My friend and I left from bottcher's gap hoping to climb mount manuel and end up at the big sur station. Once we reached vado camp, though, the trail to mount manuel basically disappeared. i would not recommend climbing mount manuel from this direction, it was one of the worst trails i've ever seen. plus, there was tons of fallen down trees that were diffficult to get over with a heavy pack.
Conditions reported by: Boon Hughey
Survey date: 5-JUNE-99

This stretch of the Manuel Peak Trail hasn't been seriously worked in decades, and as a result it is tending toward nothing in places. For starters, poison oak is almost everpresent and often unavoidable. It overarches the trail in places and grows as a thicket right *in* the trail in others. Those sensitive to its oils should certainly steer clear of this route.
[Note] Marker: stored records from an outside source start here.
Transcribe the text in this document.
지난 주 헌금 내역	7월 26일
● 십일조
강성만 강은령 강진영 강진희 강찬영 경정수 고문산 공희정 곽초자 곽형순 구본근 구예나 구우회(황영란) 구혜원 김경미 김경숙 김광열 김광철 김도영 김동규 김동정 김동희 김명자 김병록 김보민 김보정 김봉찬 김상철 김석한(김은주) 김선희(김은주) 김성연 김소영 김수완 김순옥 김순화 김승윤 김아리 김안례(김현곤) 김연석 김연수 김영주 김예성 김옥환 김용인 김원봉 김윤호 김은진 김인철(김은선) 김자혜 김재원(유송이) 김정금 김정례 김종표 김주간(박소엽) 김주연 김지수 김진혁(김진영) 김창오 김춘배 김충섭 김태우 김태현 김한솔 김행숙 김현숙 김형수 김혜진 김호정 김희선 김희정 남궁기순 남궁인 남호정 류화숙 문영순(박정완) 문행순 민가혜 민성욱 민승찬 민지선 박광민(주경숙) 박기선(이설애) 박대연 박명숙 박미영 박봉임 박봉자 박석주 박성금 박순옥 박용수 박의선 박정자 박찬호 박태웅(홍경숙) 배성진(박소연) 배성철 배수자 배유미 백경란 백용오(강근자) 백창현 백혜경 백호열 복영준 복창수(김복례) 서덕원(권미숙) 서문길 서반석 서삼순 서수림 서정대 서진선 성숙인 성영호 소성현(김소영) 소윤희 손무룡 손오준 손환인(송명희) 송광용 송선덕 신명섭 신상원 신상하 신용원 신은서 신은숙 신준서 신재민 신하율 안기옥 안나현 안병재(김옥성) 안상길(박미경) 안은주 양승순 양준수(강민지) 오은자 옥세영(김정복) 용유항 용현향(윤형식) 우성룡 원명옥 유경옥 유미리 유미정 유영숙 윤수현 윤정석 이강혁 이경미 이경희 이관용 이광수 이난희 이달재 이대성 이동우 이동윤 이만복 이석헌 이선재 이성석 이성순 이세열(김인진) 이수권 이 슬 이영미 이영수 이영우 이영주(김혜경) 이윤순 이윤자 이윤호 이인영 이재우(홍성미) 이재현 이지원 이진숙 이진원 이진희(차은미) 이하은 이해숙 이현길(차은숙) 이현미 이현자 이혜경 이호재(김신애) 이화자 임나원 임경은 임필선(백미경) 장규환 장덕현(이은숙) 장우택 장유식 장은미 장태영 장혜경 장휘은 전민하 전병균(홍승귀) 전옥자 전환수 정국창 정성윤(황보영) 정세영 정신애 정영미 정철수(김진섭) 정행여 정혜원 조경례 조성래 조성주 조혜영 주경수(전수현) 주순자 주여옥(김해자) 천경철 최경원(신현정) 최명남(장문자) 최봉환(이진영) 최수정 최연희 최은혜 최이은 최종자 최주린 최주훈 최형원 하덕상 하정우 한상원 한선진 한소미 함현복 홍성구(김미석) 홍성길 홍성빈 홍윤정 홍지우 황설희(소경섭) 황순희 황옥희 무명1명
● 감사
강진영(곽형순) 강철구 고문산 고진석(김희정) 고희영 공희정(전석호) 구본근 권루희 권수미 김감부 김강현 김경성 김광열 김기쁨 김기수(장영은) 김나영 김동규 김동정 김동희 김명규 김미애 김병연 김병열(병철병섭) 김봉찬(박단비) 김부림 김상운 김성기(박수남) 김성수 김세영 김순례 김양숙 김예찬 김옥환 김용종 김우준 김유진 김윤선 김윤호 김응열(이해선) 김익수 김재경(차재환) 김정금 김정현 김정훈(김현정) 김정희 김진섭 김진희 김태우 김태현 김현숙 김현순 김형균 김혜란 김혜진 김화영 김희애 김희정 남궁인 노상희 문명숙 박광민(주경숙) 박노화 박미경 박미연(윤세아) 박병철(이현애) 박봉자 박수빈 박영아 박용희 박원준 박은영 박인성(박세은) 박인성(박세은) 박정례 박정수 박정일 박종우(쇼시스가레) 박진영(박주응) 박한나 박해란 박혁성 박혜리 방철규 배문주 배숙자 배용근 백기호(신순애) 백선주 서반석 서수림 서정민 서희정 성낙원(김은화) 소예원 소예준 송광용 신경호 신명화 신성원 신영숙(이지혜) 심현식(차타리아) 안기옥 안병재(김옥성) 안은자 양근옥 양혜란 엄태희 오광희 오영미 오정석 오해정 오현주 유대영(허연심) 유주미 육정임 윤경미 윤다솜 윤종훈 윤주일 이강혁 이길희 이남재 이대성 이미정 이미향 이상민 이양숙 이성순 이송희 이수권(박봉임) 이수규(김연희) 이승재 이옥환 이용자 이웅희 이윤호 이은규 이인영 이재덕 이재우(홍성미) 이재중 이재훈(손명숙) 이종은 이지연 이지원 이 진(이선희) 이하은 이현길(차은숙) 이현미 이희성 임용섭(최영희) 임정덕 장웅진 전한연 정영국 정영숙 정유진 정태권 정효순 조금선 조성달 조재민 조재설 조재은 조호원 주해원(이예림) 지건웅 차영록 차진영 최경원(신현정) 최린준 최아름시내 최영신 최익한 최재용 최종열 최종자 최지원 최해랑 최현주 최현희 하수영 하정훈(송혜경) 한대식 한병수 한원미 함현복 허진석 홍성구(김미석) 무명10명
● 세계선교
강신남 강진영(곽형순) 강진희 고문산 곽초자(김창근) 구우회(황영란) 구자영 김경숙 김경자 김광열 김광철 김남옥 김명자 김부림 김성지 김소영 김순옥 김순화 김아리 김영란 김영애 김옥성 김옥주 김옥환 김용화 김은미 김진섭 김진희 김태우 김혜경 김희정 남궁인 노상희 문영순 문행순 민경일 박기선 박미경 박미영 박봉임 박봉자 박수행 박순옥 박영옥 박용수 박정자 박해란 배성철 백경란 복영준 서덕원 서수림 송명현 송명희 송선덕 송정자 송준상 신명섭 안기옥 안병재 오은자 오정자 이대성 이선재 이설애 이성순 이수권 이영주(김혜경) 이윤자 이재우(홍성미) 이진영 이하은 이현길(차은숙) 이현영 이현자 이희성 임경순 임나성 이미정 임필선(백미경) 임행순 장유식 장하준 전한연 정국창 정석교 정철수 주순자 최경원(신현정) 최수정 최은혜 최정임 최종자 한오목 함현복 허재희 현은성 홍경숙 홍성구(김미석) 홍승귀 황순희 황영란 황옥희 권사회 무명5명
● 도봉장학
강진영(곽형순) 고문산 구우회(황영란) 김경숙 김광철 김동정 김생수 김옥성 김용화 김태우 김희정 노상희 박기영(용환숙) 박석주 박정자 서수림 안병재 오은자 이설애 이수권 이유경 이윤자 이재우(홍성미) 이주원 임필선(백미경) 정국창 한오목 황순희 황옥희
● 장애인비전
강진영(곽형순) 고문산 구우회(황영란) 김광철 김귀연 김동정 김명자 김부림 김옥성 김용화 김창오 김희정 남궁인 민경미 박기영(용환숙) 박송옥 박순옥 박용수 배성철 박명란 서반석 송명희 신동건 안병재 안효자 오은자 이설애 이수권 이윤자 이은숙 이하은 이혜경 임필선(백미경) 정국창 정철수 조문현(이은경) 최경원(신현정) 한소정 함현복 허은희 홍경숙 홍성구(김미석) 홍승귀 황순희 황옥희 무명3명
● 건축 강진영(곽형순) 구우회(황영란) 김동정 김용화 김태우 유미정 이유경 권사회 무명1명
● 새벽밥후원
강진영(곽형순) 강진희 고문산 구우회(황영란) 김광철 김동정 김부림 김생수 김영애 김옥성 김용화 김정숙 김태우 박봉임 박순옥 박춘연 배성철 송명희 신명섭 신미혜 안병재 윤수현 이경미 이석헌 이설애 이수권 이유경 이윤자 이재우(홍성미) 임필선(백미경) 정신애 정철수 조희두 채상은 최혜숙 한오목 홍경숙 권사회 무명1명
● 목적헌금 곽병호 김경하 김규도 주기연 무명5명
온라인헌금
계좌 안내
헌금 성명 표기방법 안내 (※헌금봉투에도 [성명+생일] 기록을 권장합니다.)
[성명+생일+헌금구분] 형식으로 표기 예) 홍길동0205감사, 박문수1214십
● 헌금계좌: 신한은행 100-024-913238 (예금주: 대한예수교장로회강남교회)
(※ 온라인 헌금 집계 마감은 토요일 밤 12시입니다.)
The route is also plagued with heavily encroaching brush that is interlaced across the trail in many places, as well as numerous fallen ceanothus treelets that force hikers to actually get down on their knees to pass beneath them, putting one's face right in the poison oak. Its tough. Fallen trees are also commonplace requiring some serious gymnastics to get past with a pack on, and the trail tread has totally disappeared into the steep sidehill environment in many places leaving hikers to scramble foward as best they can.

This trail is not for the faint of heart, week of knee, or sensitive of skin. If you do decide to give it a go expect to come through (if you make it) with torn clothing, scratched flesh, and a vexing rash on a good day.